At the same time that Chang became Wuhan first secretary, he was also identified as third secretary of the Hupeh Provincial Party Committee; he advanced to second secretary by March 1956 and then in October 1956 he was identified simply as secretary (although this was still the second-ranking post under First Secretary Wang Jen-chung). In March 1955 Chang had also become chairman of the Wuhan CPPCC Committee, but by this time he had assumed more important posts at the provincial level, and it appears that by the end of 1955 he was largely removed from Wuhan municipal affairs. He was reported in the press regularly in the mid-fifties, often in the company of the CCP’s top leaders, as when Li Fu-ch’un visited Wuhan in October 1957 and when Mao was there in April 1958.
In May 1958 Chang received his first national Party post when he was elected an alternate member of the Central Committee at the second session of the Eighth National Congress. A month later he was made a deputy leader of a group appointed to inspect production in Hupeh at the beginning of the period of the Great Leap Forward. In September 1959, after spending a decade in Hupeh, Chang was assigned to his native Hunan, where he succeeded Chou Hsiao- cou as first secretary of the Hunan Party Committee. Chou, probably a victim of the Great Leap, was removed front all his Hunan posts. Thus, Chang P’ing-hua succeeded Chou in December 1959 when the former was elected chairman of the Second Hunan Committee of the CPPCC, and by April 1960 he had also replaced Chou as political commissar of the Hunan Military District. Chang continued to make numerous appearances in Hunan as he had previously in Hupeh, speaking before provincial Party meetings, conducting inspections throughout the province, and engaging in similar duties that normally occupy the time of top provincial leaders. In September 1964 he became chairman of the Third Hunan Committee of the CPPCC and in the same month he was also elected as a member of the Hunan Provincial People’s Government Council. Chang spent most of his time in Hunan, but he made one important trip abroad in January 1963 when he went to East Germany to attend the Sixth Congress of the German Socialist Unity (Communist) Party. The Congress served as a platform for mutual denunciations between the Chinese and the Russians as part of the continuing Sino-Soviet ideological dispute (see under Wu Hsiu-ch’iian, the delegation leader).
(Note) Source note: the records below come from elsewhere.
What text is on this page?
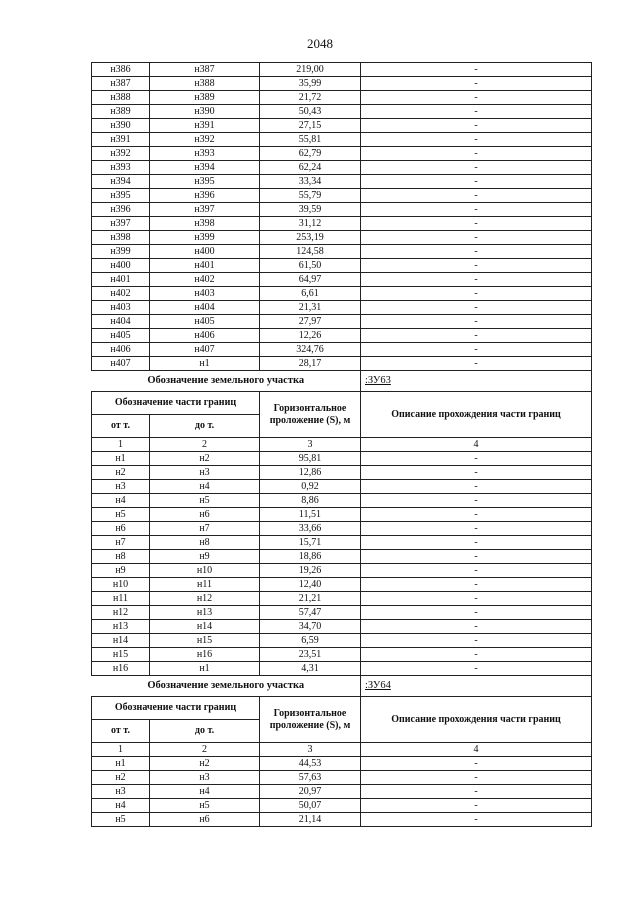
2048
н386	н387	219,00	-
н387	н388	35,99	-
н388	н389	21,72	-
н389	н390	50,43	-
н390	н391	27,15	-
н391	н392	55,81	-
н392	н393	62,79	-
н393	н394	62,24	-
н394	н395	33,34	-
н395	н396	55,79	-
н396	н397	39,59	-
н397	н398	31,12	-
н398	н399	253,19	-
н399	н400	124,58	-
н400	н401	61,50	-
н401	н402	64,97	-
н402	н403	6,61	-
н403	н404	21,31	-
н404	н405	27,97	-
н405	н406	12,26	-
н406	н407	324,76	-
н407	н1	28,17	-
Обозначение земельного участка			:ЗУ63
Обозначение части границ		Горизонтальное проложение (S), м	Описание прохождения части границ
от т.	до т.		
1	2	3	4
н1	н2	95,81	-
н2	н3	12,86	-
н3	н4	0,92	-
н4	н5	8,86	-
н5	н6	11,51	-
н6	н7	33,66	-
н7	н8	15,71	-
н8	н9	18,86	-
н9	н10	19,26	-
н10	н11	12,40	-
н11	н12	21,21	-
н12	н13	57,47	-
н13	н14	34,70	-
н14	н15	6,59	-
н15	н16	23,51	-
н16	н1	4,31	-
Обозначение земельного участка			:ЗУ64
Обозначение части границ		Горизонтальное проложение (S), м	Описание прохождения части границ
от т.	до т.		
1	2	3	4
н1	н2	44,53	-
н2	н3	57,63	-
н3	н4	20,97	-
н4	н5	50,07	-
н5	н6	21,14	-
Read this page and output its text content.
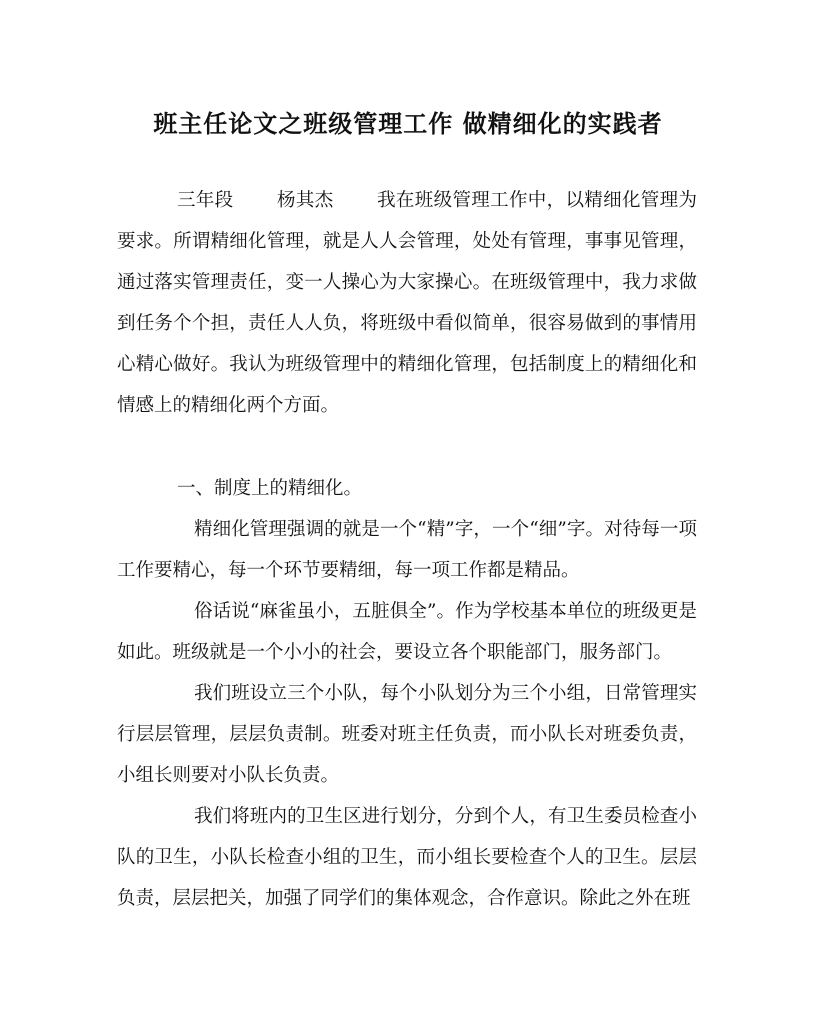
班主任论文之班级管理工作 做精细化的实践者

三年段 杨其杰 我在班级管理工作中，以精细化管理为要求。所谓精细化管理，就是人人会管理，处处有管理，事事见管理，通过落实管理责任，变一人操心为大家操心。在班级管理中，我力求做到任务个个担，责任人人负，将班级中看似简单，很容易做到的事情用心精心做好。我认为班级管理中的精细化管理，包括制度上的精细化和情感上的精细化两个方面。

一、制度上的精细化。

精细化管理强调的就是一个“精”字，一个“细”字。对待每一项工作要精心，每一个环节要精细，每一项工作都是精品。

俗话说“麻雀虽小，五脏俱全”。作为学校基本单位的班级更是如此。班级就是一个小小的社会，要设立各个职能部门，服务部门。

我们班设立三个小队，每个小队划分为三个小组，日常管理实行层层管理，层层负责制。班委对班主任负责，而小队长对班委负责，小组长则要对小队长负责。

我们将班内的卫生区进行划分，分到个人，有卫生委员检查小队的卫生，小队长检查小组的卫生，而小组长要检查个人的卫生。层层负责，层层把关，加强了同学们的集体观念，合作意识。除此之外在班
In February 1950 the Communists established the Central-South Military and Administrative Committee (CSMAC), the body that administered Honan, Hupeh, Hunan, Kiangsi, Kwangsi, and Kwangtung from 1950 to 1954. Although Chang was not named as one of the original members of the CSMAC, he was added to membership in March 1950, and at the same time he was also appointed as a member of the CSMAC’s Finance and Economics Committee. Four months later he was named to membership on the Wuhan Government’s Finance and Economics Committee, and then in September of the same year he succeeded Wu Te-feng as the chairman.